Penalties for Doctors who Refuse to Sell Cholesterol Drugs
On Wednesday July 9,2008 the Garden Island Newspaper published my Letter To The Editor (Thank you Garden Isle)
I feel my patients and the people of Hawai‘i have the right to know some of what goes on behind the scenes at HMSA, our island’s number one health insurance company. This week, I will participate in a teleconference about a new initiative program created by HMSA as part of what they call “quality of care.” If you have diabetes, your doctor will be paid more if he or she convinces you to buy a cholesterol-lowering pill. How much more? If I get all my diabetics on these pills, I calculate that I may earn up to $20,000 more next year. Sounds great for me, and you might think I’d be an idiot to question such an easy cash gift. But I don’t think I’ll go for it. I don’t think there is enough scientific evidence that this practice will help all my diabetic patients, and I can’t justify such mindless, mass prescribing.For more information on what’s happening behind the scenes, check out www.drcate.com And if you are a paying customer of HMSA, you might want to join the discussion by contacting HMSA’s vice president/medical director John Berthiaume.
Catey Shanahan, M.D.
Lawa‘i
On Friday, HMSA Fired Back:
This Irishwoman loves to get the last word, and I didn’t like the insinuation that I wasn’t aware of what doctors are being told to do by organizations like the ADA and the ACC. So I sent one more letter to the Garden Island Newspaper.
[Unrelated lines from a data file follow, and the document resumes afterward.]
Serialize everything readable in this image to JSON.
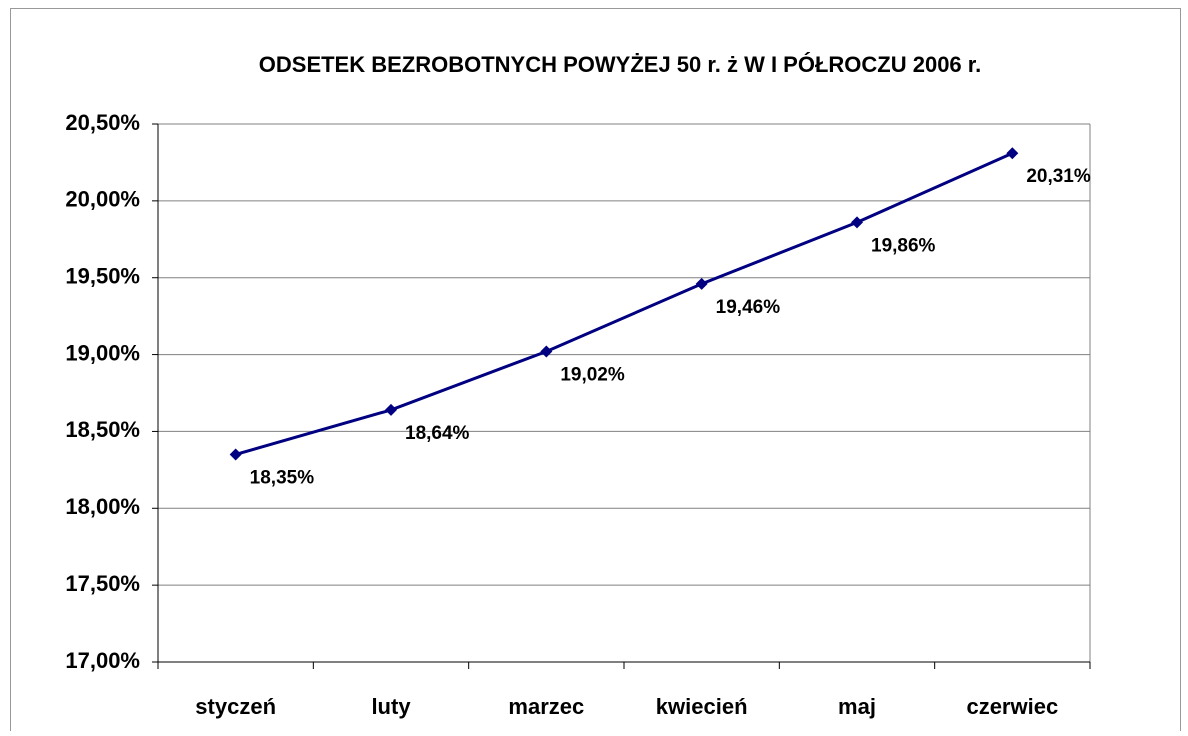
{
  "chart_data": {
    "type": "line",
    "title": "ODSETEK BEZROBOTNYCH POWYŻEJ 50 r. ż W I PÓŁROCZU 2006 r.",
    "categories": [
      "styczeń",
      "luty",
      "marzec",
      "kwiecień",
      "maj",
      "czerwiec"
    ],
    "series": [
      {
        "color": "#000080",
        "values": [
          18.35,
          18.64,
          19.02,
          19.46,
          19.86,
          20.31
        ],
        "value_labels": [
          "18,35%",
          "18,64%",
          "19,02%",
          "19,46%",
          "19,86%",
          "20,31%"
        ]
      }
    ],
    "ylim": [
      17,
      20.5
    ],
    "yticks": [
      {
        "value": 17,
        "label": "17,00%"
      },
      {
        "value": 17.5,
        "label": "17,50%"
      },
      {
        "value": 18,
        "label": "18,00%"
      },
      {
        "value": 18.5,
        "label": "18,50%"
      },
      {
        "value": 19,
        "label": "19,00%"
      },
      {
        "value": 19.5,
        "label": "19,50%"
      },
      {
        "value": 20,
        "label": "20,00%"
      },
      {
        "value": 20.5,
        "label": "20,50%"
      }
    ],
    "grid": true
  }
}
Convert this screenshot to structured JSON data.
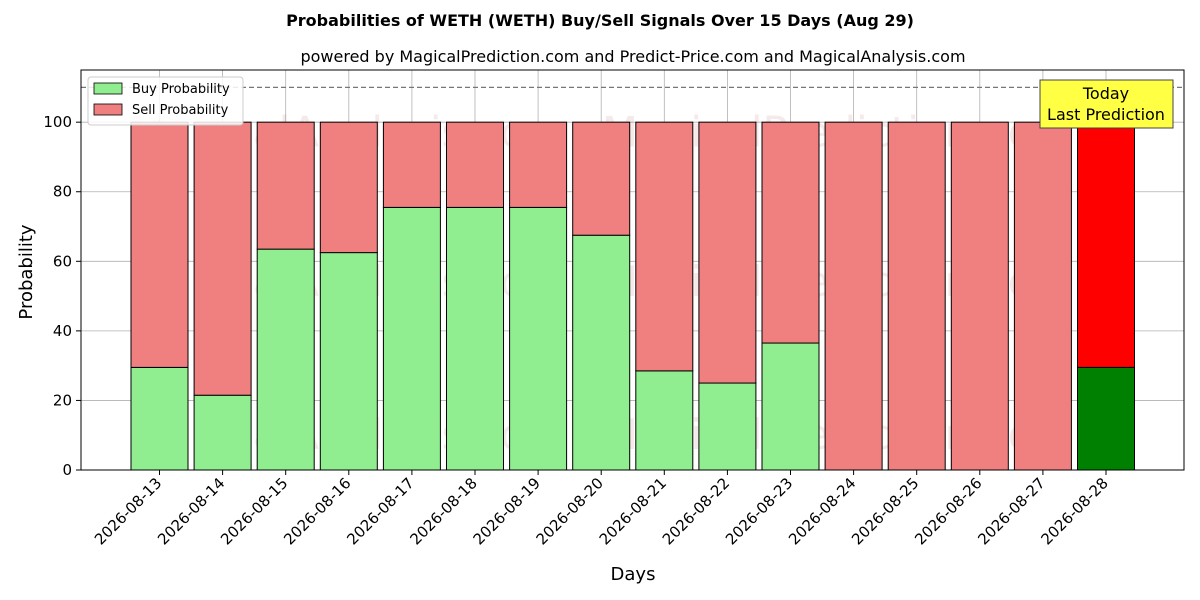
{
  "chart_data": {
    "type": "bar",
    "stacked": true,
    "title": "Probabilities of WETH (WETH) Buy/Sell Signals Over 15 Days (Aug 29)",
    "subtitle": "powered by MagicalPrediction.com and Predict-Price.com and MagicalAnalysis.com",
    "xlabel": "Days",
    "ylabel": "Probability",
    "ylim": [
      0,
      115
    ],
    "yticks": [
      0,
      20,
      40,
      60,
      80,
      100
    ],
    "reference_line": 110,
    "grid": true,
    "legend_position": "top-left",
    "categories": [
      "2026-08-13",
      "2026-08-14",
      "2026-08-15",
      "2026-08-16",
      "2026-08-17",
      "2026-08-18",
      "2026-08-19",
      "2026-08-20",
      "2026-08-21",
      "2026-08-22",
      "2026-08-23",
      "2026-08-24",
      "2026-08-25",
      "2026-08-26",
      "2026-08-27",
      "2026-08-28"
    ],
    "series": [
      {
        "name": "Buy Probability",
        "color": "#90ee90",
        "highlight_color": "#008000",
        "values": [
          29.5,
          21.5,
          63.5,
          62.5,
          75.5,
          75.5,
          75.5,
          67.5,
          28.5,
          25,
          36.5,
          0,
          0,
          0,
          0,
          29.5
        ]
      },
      {
        "name": "Sell Probability",
        "color": "#f08080",
        "highlight_color": "#ff0000",
        "values": [
          70.5,
          78.5,
          36.5,
          37.5,
          24.5,
          24.5,
          24.5,
          32.5,
          71.5,
          75,
          63.5,
          100,
          100,
          100,
          100,
          70.5
        ]
      }
    ],
    "highlight_index": 15,
    "annotation": {
      "lines": [
        "Today",
        "Last Prediction"
      ],
      "background": "#ffff44"
    },
    "watermarks": [
      "MagicalAnalysis.com",
      "MagicalPrediction.com"
    ]
  }
}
But no luck this time, they didn’t print it. Here’s what I wrote:
I thank Dr. Fujimoto from HMSA for responding to my letter. As trained medical practitioners, we doctors are capable of reading the research and drawing our own conclusions – but we must read the data first. HMSA’s medical directorship outsources this responsibility to consensus panels and organizations such as the American Diabetic Association and the American Heart Association – and that’s a problem. These organizations have strong financial ties to industry and their conclusions are far from unimpeachable. The conflicts of interest run so deep that they have been repeatedly exposed by major players within the medical establishment, including The New England Journal of Medicine’s editor Dr. Jerome Kassirer, Harvard University’s Dr. John Abramson, the Center for Medical Consumers, and many others. Patients are best served when doctors read the research themselves and remain free to make decisions without corporate interference from insurance plans.
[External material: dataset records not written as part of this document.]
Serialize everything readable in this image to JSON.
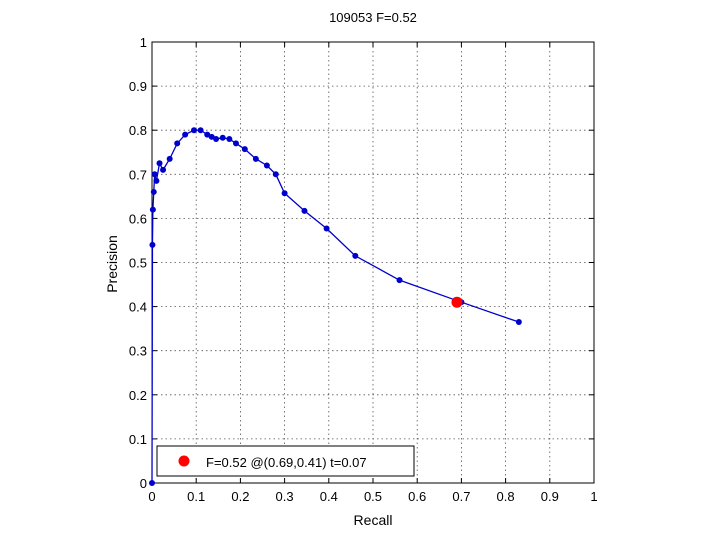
{
  "chart_data": {
    "type": "line",
    "title": "109053 F=0.52",
    "xlabel": "Recall",
    "ylabel": "Precision",
    "xlim": [
      0,
      1
    ],
    "ylim": [
      0,
      1
    ],
    "xticks": [
      "0",
      "0.1",
      "0.2",
      "0.3",
      "0.4",
      "0.5",
      "0.6",
      "0.7",
      "0.8",
      "0.9",
      "1"
    ],
    "yticks": [
      "0",
      "0.1",
      "0.2",
      "0.3",
      "0.4",
      "0.5",
      "0.6",
      "0.7",
      "0.8",
      "0.9",
      "1"
    ],
    "grid": true,
    "legend_placement": "bottom-left",
    "colors": {
      "curve": "#0000cc",
      "marker": "#ff0000"
    },
    "series": [
      {
        "x": [
          0.0,
          0.001,
          0.002,
          0.004,
          0.006,
          0.01,
          0.017,
          0.025,
          0.04,
          0.057,
          0.075,
          0.095,
          0.11,
          0.125,
          0.135,
          0.145,
          0.16,
          0.175,
          0.19,
          0.21,
          0.235,
          0.26,
          0.28,
          0.3,
          0.345,
          0.395,
          0.46,
          0.56,
          0.7,
          0.83
        ],
        "y": [
          0.0,
          0.54,
          0.62,
          0.66,
          0.7,
          0.685,
          0.725,
          0.71,
          0.735,
          0.77,
          0.79,
          0.8,
          0.8,
          0.79,
          0.785,
          0.78,
          0.783,
          0.78,
          0.77,
          0.757,
          0.735,
          0.72,
          0.7,
          0.657,
          0.617,
          0.577,
          0.515,
          0.46,
          0.41,
          0.365
        ]
      }
    ],
    "highlight_point": {
      "x": 0.69,
      "y": 0.41
    },
    "legend": {
      "label": "F=0.52 @(0.69,0.41) t=0.07"
    }
  }
}
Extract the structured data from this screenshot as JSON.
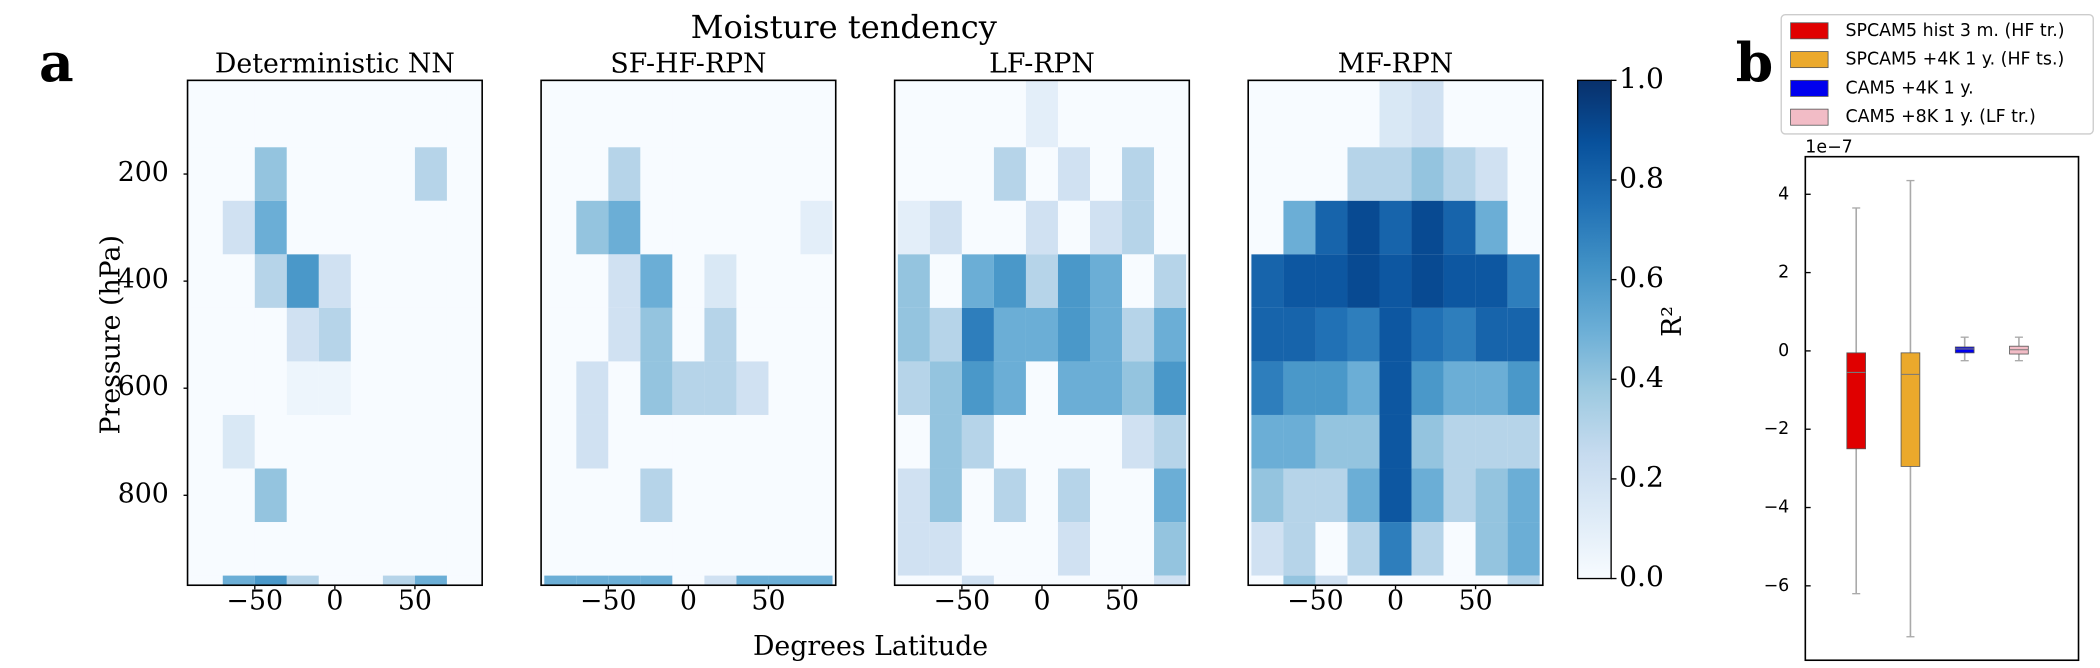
{
  "figure": {
    "title": "Moisture tendency",
    "xlabel": "Degrees Latitude",
    "ylabel": "Pressure (hPa)",
    "panel_labels": [
      "a",
      "b"
    ],
    "colorbar": {
      "label": "R²",
      "lim": [
        0,
        1
      ],
      "ticks": [
        {
          "value": 0,
          "label": "0.0"
        },
        0.2,
        0.4,
        0.6,
        0.8,
        {
          "value": 1,
          "label": "1.0"
        }
      ],
      "colormap": [
        "#f7fbff",
        "#deebf7",
        "#c6dbef",
        "#9ecae1",
        "#6baed6",
        "#4292c6",
        "#2171b5",
        "#08519c",
        "#08306b"
      ]
    }
  },
  "chart_data": [
    {
      "type": "heatmap",
      "title": "Deterministic NN",
      "xbins": [
        -90,
        -70,
        -50,
        -30,
        -10,
        10,
        30,
        50,
        70,
        90
      ],
      "ybins": [
        25,
        150,
        250,
        350,
        450,
        550,
        650,
        750,
        850,
        950,
        968
      ],
      "xlim": [
        -92,
        92
      ],
      "ylim": [
        968,
        25
      ],
      "xticks": [
        {
          "value": -50,
          "label": "−50"
        },
        0,
        50
      ],
      "yticks": [
        200,
        400,
        600,
        800
      ],
      "values": [
        [
          0,
          0,
          0,
          0,
          0,
          0,
          0,
          0,
          0
        ],
        [
          0,
          0,
          0.4,
          0,
          0,
          0,
          0,
          0.3,
          0
        ],
        [
          0,
          0.2,
          0.5,
          0,
          0,
          0,
          0,
          0,
          0
        ],
        [
          0,
          0,
          0.3,
          0.6,
          0.2,
          0,
          0,
          0,
          0
        ],
        [
          0,
          0,
          0,
          0.2,
          0.3,
          0,
          0,
          0,
          0
        ],
        [
          0,
          0,
          0,
          0.05,
          0.05,
          0,
          0,
          0,
          0
        ],
        [
          0,
          0.15,
          0,
          0,
          0,
          0,
          0,
          0,
          0
        ],
        [
          0,
          0,
          0.4,
          0,
          0,
          0,
          0,
          0,
          0
        ],
        [
          0,
          0,
          0,
          0,
          0,
          0,
          0,
          0,
          0
        ],
        [
          0,
          0.5,
          0.6,
          0.3,
          0,
          0,
          0.3,
          0.5,
          0
        ]
      ]
    },
    {
      "type": "heatmap",
      "title": "SF-HF-RPN",
      "xbins": [
        -90,
        -70,
        -50,
        -30,
        -10,
        10,
        30,
        50,
        70,
        90
      ],
      "ybins": [
        25,
        150,
        250,
        350,
        450,
        550,
        650,
        750,
        850,
        950,
        968
      ],
      "xlim": [
        -92,
        92
      ],
      "ylim": [
        968,
        25
      ],
      "xticks": [
        {
          "value": -50,
          "label": "−50"
        },
        0,
        50
      ],
      "values": [
        [
          0,
          0,
          0,
          0,
          0,
          0,
          0,
          0,
          0
        ],
        [
          0,
          0,
          0.3,
          0,
          0,
          0,
          0,
          0,
          0
        ],
        [
          0,
          0.4,
          0.5,
          0,
          0,
          0,
          0,
          0,
          0.1
        ],
        [
          0,
          0,
          0.2,
          0.5,
          0,
          0.15,
          0,
          0,
          0
        ],
        [
          0,
          0,
          0.2,
          0.4,
          0,
          0.3,
          0,
          0,
          0
        ],
        [
          0,
          0.2,
          0,
          0.4,
          0.3,
          0.3,
          0.2,
          0,
          0
        ],
        [
          0,
          0.2,
          0,
          0,
          0,
          0,
          0,
          0,
          0
        ],
        [
          0,
          0,
          0,
          0.3,
          0,
          0,
          0,
          0,
          0
        ],
        [
          0,
          0,
          0,
          0,
          0,
          0,
          0,
          0,
          0
        ],
        [
          0.5,
          0.5,
          0.5,
          0.5,
          0,
          0.2,
          0.5,
          0.5,
          0.5
        ]
      ]
    },
    {
      "type": "heatmap",
      "title": "LF-RPN",
      "xbins": [
        -90,
        -70,
        -50,
        -30,
        -10,
        10,
        30,
        50,
        70,
        90
      ],
      "ybins": [
        25,
        150,
        250,
        350,
        450,
        550,
        650,
        750,
        850,
        950,
        968
      ],
      "xlim": [
        -92,
        92
      ],
      "ylim": [
        968,
        25
      ],
      "xticks": [
        {
          "value": -50,
          "label": "−50"
        },
        0,
        50
      ],
      "values": [
        [
          0,
          0,
          0,
          0,
          0.1,
          0,
          0,
          0,
          0
        ],
        [
          0,
          0,
          0,
          0.3,
          0,
          0.2,
          0,
          0.3,
          0
        ],
        [
          0.1,
          0.2,
          0,
          0,
          0.2,
          0,
          0.2,
          0.3,
          0
        ],
        [
          0.4,
          0,
          0.5,
          0.6,
          0.3,
          0.6,
          0.5,
          0,
          0.3
        ],
        [
          0.4,
          0.3,
          0.7,
          0.5,
          0.5,
          0.6,
          0.5,
          0.3,
          0.5
        ],
        [
          0.3,
          0.4,
          0.6,
          0.5,
          0,
          0.5,
          0.5,
          0.4,
          0.6
        ],
        [
          0,
          0.4,
          0.3,
          0,
          0,
          0,
          0,
          0.2,
          0.3
        ],
        [
          0.2,
          0.4,
          0,
          0.3,
          0,
          0.3,
          0,
          0,
          0.5
        ],
        [
          0.2,
          0.2,
          0,
          0,
          0,
          0.2,
          0,
          0,
          0.4
        ],
        [
          0,
          0,
          0.2,
          0,
          0,
          0,
          0,
          0,
          0.2
        ]
      ]
    },
    {
      "type": "heatmap",
      "title": "MF-RPN",
      "xbins": [
        -90,
        -70,
        -50,
        -30,
        -10,
        10,
        30,
        50,
        70,
        90
      ],
      "ybins": [
        25,
        150,
        250,
        350,
        450,
        550,
        650,
        750,
        850,
        950,
        968
      ],
      "xlim": [
        -92,
        92
      ],
      "ylim": [
        968,
        25
      ],
      "xticks": [
        {
          "value": -50,
          "label": "−50"
        },
        0,
        50
      ],
      "values": [
        [
          0,
          0,
          0,
          0,
          0.15,
          0.2,
          0,
          0,
          0
        ],
        [
          0,
          0,
          0,
          0.3,
          0.3,
          0.4,
          0.3,
          0.2,
          0
        ],
        [
          0,
          0.5,
          0.8,
          0.9,
          0.8,
          0.9,
          0.8,
          0.5,
          0
        ],
        [
          0.8,
          0.85,
          0.85,
          0.9,
          0.85,
          0.9,
          0.85,
          0.85,
          0.7
        ],
        [
          0.8,
          0.8,
          0.75,
          0.7,
          0.85,
          0.75,
          0.7,
          0.8,
          0.8
        ],
        [
          0.7,
          0.6,
          0.6,
          0.5,
          0.85,
          0.6,
          0.5,
          0.5,
          0.6
        ],
        [
          0.5,
          0.5,
          0.4,
          0.4,
          0.85,
          0.4,
          0.3,
          0.3,
          0.3
        ],
        [
          0.4,
          0.3,
          0.3,
          0.5,
          0.85,
          0.5,
          0.3,
          0.4,
          0.5
        ],
        [
          0.2,
          0.3,
          0,
          0.3,
          0.7,
          0.3,
          0,
          0.4,
          0.5
        ],
        [
          0,
          0.4,
          0.2,
          0,
          0,
          0,
          0,
          0,
          0.3
        ]
      ]
    },
    {
      "type": "box",
      "scale_label": "1e−7",
      "ylim": [
        -7.9,
        4.96
      ],
      "yticks": [
        4,
        2,
        0,
        {
          "value": -2,
          "label": "−2"
        },
        {
          "value": -4,
          "label": "−4"
        },
        {
          "value": -6,
          "label": "−6"
        }
      ],
      "series": [
        {
          "name": "SPCAM5 hist 3 m. (HF tr.)",
          "color": "#e00000",
          "values": [
            -6.2,
            -2.5,
            -0.55,
            -0.05,
            3.65
          ]
        },
        {
          "name": "SPCAM5 +4K 1 y. (HF ts.)",
          "color": "#eba92c",
          "values": [
            -7.3,
            -2.95,
            -0.6,
            -0.05,
            4.35
          ]
        },
        {
          "name": "CAM5 +4K 1 y.",
          "color": "#0000ee",
          "values": [
            -0.25,
            -0.05,
            0.05,
            0.1,
            0.35
          ]
        },
        {
          "name": "CAM5 +8K 1 y. (LF tr.)",
          "color": "#f2bcc6",
          "values": [
            -0.25,
            -0.08,
            0.03,
            0.12,
            0.35
          ]
        }
      ]
    }
  ]
}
I’ve read the research data on the use of statins in diabetics in all its monotonous detail, not just the consensus panel summaries. The data shows that some diabetics benefit and some are harmed. There’s no such thing as a drug without side effects, and statins may cause memory loss, depression, nerve damage, bacterial sepsis, muscle damage (including heart muscle) and cancer. To say that all diabetics will benefit is truthiness, not the truth. In my opinion, this national trend toward paying some doctors less than others for treating patients in accordance with the best available scientific data will lead to predictable harms.
Catey Shanahan, MD
West Kauai Clinic Kalaheo
Here are a links to some of the people who inspired me to think for myself:
The New England Journal of Medicine’s former editor, Jerome Kassirer
Ray Moynihan and Alan Cassels, Authors of Selling Sickness
And the creators of this video:
And for any doctor out there who wants to know why a growing number of scientists and physicians are skeptical of the benefits of these medications, a few more links:
Dr. Duane Graveline, author of Statin Drug Side Effects and many articles. This site is full of technical and interesting information that doesn’t make our medical journals.
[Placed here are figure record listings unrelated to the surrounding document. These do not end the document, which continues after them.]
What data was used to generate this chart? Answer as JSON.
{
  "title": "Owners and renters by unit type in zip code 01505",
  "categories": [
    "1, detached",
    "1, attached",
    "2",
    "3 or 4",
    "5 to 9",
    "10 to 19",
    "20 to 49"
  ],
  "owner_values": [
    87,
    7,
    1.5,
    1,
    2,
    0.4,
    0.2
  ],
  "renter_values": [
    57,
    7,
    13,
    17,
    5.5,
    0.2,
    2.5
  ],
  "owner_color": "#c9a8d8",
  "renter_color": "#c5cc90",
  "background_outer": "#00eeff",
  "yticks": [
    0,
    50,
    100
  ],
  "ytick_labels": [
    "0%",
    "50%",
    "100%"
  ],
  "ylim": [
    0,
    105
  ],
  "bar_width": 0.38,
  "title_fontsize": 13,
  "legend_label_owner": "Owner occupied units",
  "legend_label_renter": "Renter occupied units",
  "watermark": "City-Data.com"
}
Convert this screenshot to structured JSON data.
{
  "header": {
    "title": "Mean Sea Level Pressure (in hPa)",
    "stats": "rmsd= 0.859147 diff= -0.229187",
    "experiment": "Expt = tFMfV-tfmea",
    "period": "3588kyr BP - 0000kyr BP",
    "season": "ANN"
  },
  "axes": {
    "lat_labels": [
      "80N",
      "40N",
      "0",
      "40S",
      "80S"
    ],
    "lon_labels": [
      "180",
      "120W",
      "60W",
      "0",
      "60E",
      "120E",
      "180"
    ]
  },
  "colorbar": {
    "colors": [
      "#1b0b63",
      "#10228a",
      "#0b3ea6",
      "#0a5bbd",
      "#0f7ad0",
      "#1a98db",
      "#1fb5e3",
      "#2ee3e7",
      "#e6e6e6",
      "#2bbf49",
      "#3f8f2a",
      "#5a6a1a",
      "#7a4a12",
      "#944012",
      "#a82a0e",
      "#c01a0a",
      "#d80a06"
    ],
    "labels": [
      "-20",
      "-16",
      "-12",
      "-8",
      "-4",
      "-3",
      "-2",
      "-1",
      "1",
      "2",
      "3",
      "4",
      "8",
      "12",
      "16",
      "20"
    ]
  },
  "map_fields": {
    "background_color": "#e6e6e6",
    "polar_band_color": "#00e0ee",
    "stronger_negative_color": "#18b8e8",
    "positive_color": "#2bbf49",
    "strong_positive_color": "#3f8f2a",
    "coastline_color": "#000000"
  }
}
Cardiologist Peter H Langsjoen, MD, FACC
Uffe Ravnskov, MD and author of The Cholesterol Myths
Malcolm Kendrick, MD and author of The Great Cholesterol Con







Thanks for posting. I am a first-year med student at the University of New England, and I have some reservations about the statin drugs based on my studies of the importance of cholesterol in the body and observations of family members and friends who are taking these drugs or have in the past. I wanted to discuss this subject with my academic advisor-who teaches pharmacology-but he dismissed it by saying that the drugs are perfectly safe and that the problems I’ve noticed in others are due to other causes. He may be right to some degree, but I, as a future physician, would have serious concerns about prescribing statins to patients. Thanks for getting the word out-we need more skeptical voices!